LAWS(PVC)-1925-11-98

K DASA NAICKEN Vs. PULIKALATH KUNHA AHAMAD KOYA

Decided On November 20, 1925
K DASA NAICKEN Appellant
V/S
PULIKALATH KUNHA AHAMAD KOYA Respondents

JUDGEMENT

(1.) The only question in this Letters Patent Appeal is whether Ex. DD, gift deed dated the 7 September, 1884 is valid. Mr. Justice Krishnan held that the donor purported to create an estate unknown to Muhammadan Law and therefore the gift failed. The relevant portion of the document is as follows: As it is you, our mother that have brought us up, we have given to you on Ochara Udama, gift of proprietary right as tarwad property, the schedule-mentioned moveable and immoveable properties. Therefore we have executed this deed to you with our free will and consent granting the said properties to be occupied as tarwad property for ever by children existing now and by those who will be born to them by the aforesaid Avarankutti, Aullakoya and Ummar and their children.

(2.) The donors made a gift of their property to their mother and to their three brothers to be enjoyed by them as a tarwad. It is admitted before us that the word used is children and therefore the contention that was raised before Mr. Justice Krishnan that only the sons and their sons were entitled to be benefited by the gift has been given up. The question is whether a Muhammadan who is governed by the ordinary Muhammadan Law can create,by a deed,a tarwad with the incidents of a Malabar tarwad. The clause in the Will makes a gift of the property to the mother as a tarwad property and provides that it should be occupied as tarwad property for ever by "the children existing now and by those that will be born hereafter." The document contains also the following recitals: The seniormost male member being the manager at the respective times and the rest are to abide by his orders. It is hereby agreed that these properties which are set apart as tarwad property should never be partitioned or sold or mortgaged and that if any such thing is done it will not be valid. Kulichit (rent agreement) in respect of the above mentioned shops should be obtained in the name of the seniormost female members at the respective times.

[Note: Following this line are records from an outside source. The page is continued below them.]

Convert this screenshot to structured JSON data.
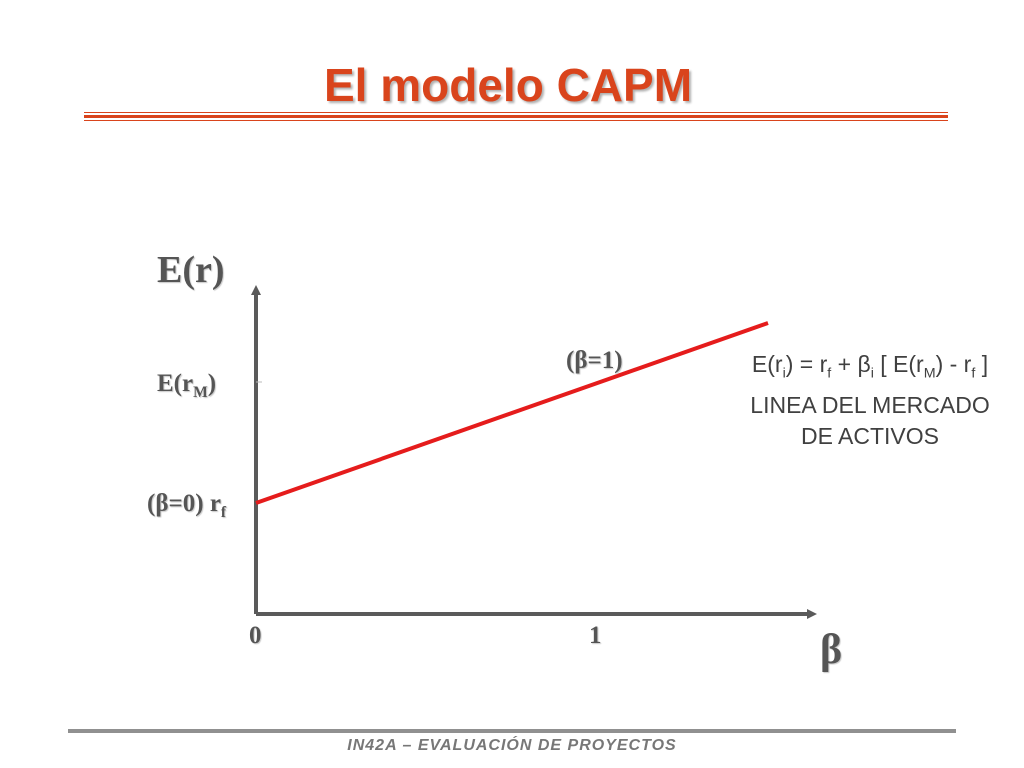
{
  "slide": {
    "title": "El modelo CAPM",
    "footer": "IN42A – EVALUACIÓN DE PROYECTOS"
  },
  "diagram": {
    "y_axis_label": "E(r)",
    "x_axis_label": "β",
    "erm_label": {
      "main": "E(r",
      "sub": "M",
      "close": ")"
    },
    "rf_label": {
      "main": "(β=0) r",
      "sub": "f"
    },
    "beta_one_label": "(β=1)",
    "x_ticks": [
      "0",
      "1"
    ],
    "line_color": "#e51c1c",
    "axis_color": "#5a5a5a",
    "equation": {
      "parts": [
        "E(r",
        "i",
        ") = r",
        "f",
        " + β",
        "i",
        " [ E(r",
        "M",
        ") - r",
        "f",
        " ]"
      ],
      "line2": "LINEA DEL MERCADO",
      "line3": "DE ACTIVOS"
    }
  }
}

(3.) From these clauses it is quite clear that the intention of the donors was to create a tarwad consisting of their mother and her children and that the tarwad should have all the incidents of a Malabar Marumakkathayam tarwad. The parties are Muhammadans and under the Muhammadan Law a gift to a person enures for his benefit and the creation of a tarwad with all the incidents of a Marumakkathayam tarwad is opposed to the ordinary Muhammadan Law. But in the case of the Moplahs of North Malabar the Customary Law by which property could be held by a tarwad applies to them. In other words, the North Malabar Moplahs follow the Marumakkathayam Law. But such a custom does not obtain among Moplahs of Calicut and they are governed by the ordinary Muhammadan Law and are not entitled to make a gift of property to a woman and her children to be held as tamad property. That devolution of property under a bequest or gift which is repugnant to the personal law of the testator or donor is invalid, as was held in the well-known Tagore case.